Solution to the three-dimensional Heat Equation

After taking a topics course in applied mathematics (partial differential equations), I found that there were equations that I should solve since I would later see those equations embedded into other larger-scale equations. This equation was Laplace’s equation (future post). Once I solved this equation, I realized that it becomes a differential operator when acted upon a function of at least two variables. Thus, I could solve equations such as the Schrödinger equation using a three-dimensional laplacian in spherical-polar coordinates (another future post) and the three-dimensional heat equation. I will be solving the latter.


The heat equation initial-boundary-value-problem is therefore

\frac{\partial u}{\partial t}=\frac{1}{c\rho}\nabla^{2}u+Q(x,y,z), (1.1)

subjected to the boundary conditions

u(0,0,0,t)=0, (1.2)

and the initial condition

u(x,y,z,0)= \xi(x,y,z). (1.8)

Now, this solution is not specific to a single thermodynamic system, but rather it is a more general solution in a mathematical context. However, I will be appropriating certain concepts from physics for reasons that are well understood (i.e. that time exists on the interval I=0\leq t < +\infty ). It is nonphysical or nonsensical to speak of negative time.

To start, consider any rectangular prism in which heat flows through the volume, from the origin to the point (X,Y,Z).At a time t=0, the overall heat of the volume can be regarded to be a function \xi(x,y,z). After a time period \delta t=t has passed, the heat will have traversed to the point (X,Y,Z) from the origin (think of the heat traveling along the diagonal of a cube). The goal is to find the heat as a function of the three spatial components and a single time component.  Furthermore, the boundary conditions maintain that at the origin and the final point,  the heat vanishes. In other words, these points act as heat sinks. (A sink is a point where energy can leave the system.)
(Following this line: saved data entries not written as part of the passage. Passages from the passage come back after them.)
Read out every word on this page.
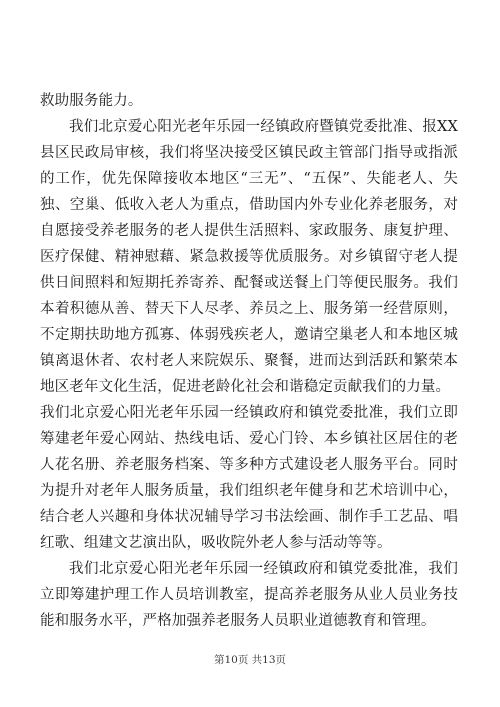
救助服务能力。

我们北京爱心阳光老年乐园一经镇政府暨镇党委批准、报XX县区民政局审核，我们将坚决接受区镇民政主管部门指导或指派的工作，优先保障接收本地区“三无”、“五保”、失能老人、失独、空巢、低收入老人为重点，借助国内外专业化养老服务，对自愿接受养老服务的老人提供生活照料、家政服务、康复护理、医疗保健、精神慰藉、紧急救援等优质服务。对乡镇留守老人提供日间照料和短期托养寄养、配餐或送餐上门等便民服务。我们本着积德从善、替天下人尽孝、养员之上、服务第一经营原则，不定期扶助地方孤寡、体弱残疾老人，邀请空巢老人和本地区城镇离退休者、农村老人来院娱乐、聚餐，进而达到活跃和繁荣本地区老年文化生活，促进老龄化社会和谐稳定贡献我们的力量。

我们北京爱心阳光老年乐园一经镇政府和镇党委批准，我们立即筹建老年爱心网站、热线电话、爱心门铃、本乡镇社区居住的老人花名册、养老服务档案、等多种方式建设老人服务平台。同时为提升对老年人服务质量，我们组织老年健身和艺术培训中心，结合老人兴趣和身体状况辅导学习书法绘画、制作手工艺品、唱红歌、组建文艺演出队，吸收院外老人参与活动等等。

我们北京爱心阳光老年乐园一经镇政府和镇党委批准，我们立即筹建护理工作人员培训教室，提高养老服务从业人员业务技能和服务水平，严格加强养老服务人员职业道德教育和管理。

第10页 共13页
To simplify the notation, we define \textbf{r}=x\hat{i}+y\hat{j}+z\hat{k}. Thus the initial-boundary-value-problem becomes

\frac{\partial u}{\partial t}=\frac{1}{c\rho}\frac{\partial^{2}u}{\partial \textbf{r}^{2}}, (2.1)

where u\rightarrow u(\textbf{r},t). Also, this definition also reduces the three-dimensional laplacian to a second-order partial derivative of u. The boundary and initial conditions are then


u(R,t)=0, (2.3)

u(\textbf{r},0)=\xi(\textbf{r}). (2.2)

Now, we assume that the solution is a product of eigenfunctions of the form

u(\textbf{r},t)=\alpha(\textbf{r})\Gamma(t). (3)

Taking the respective derivatives and dividing by the assumed form of the solution, we get

\frac{\Gamma^{\prime}(t)}{\Gamma(t)}=\frac{1}{c\rho}\frac{\alpha^{\prime\prime}(\textbf{r})}{\alpha(\textbf{r})}+Q(\textbf{r}). (4)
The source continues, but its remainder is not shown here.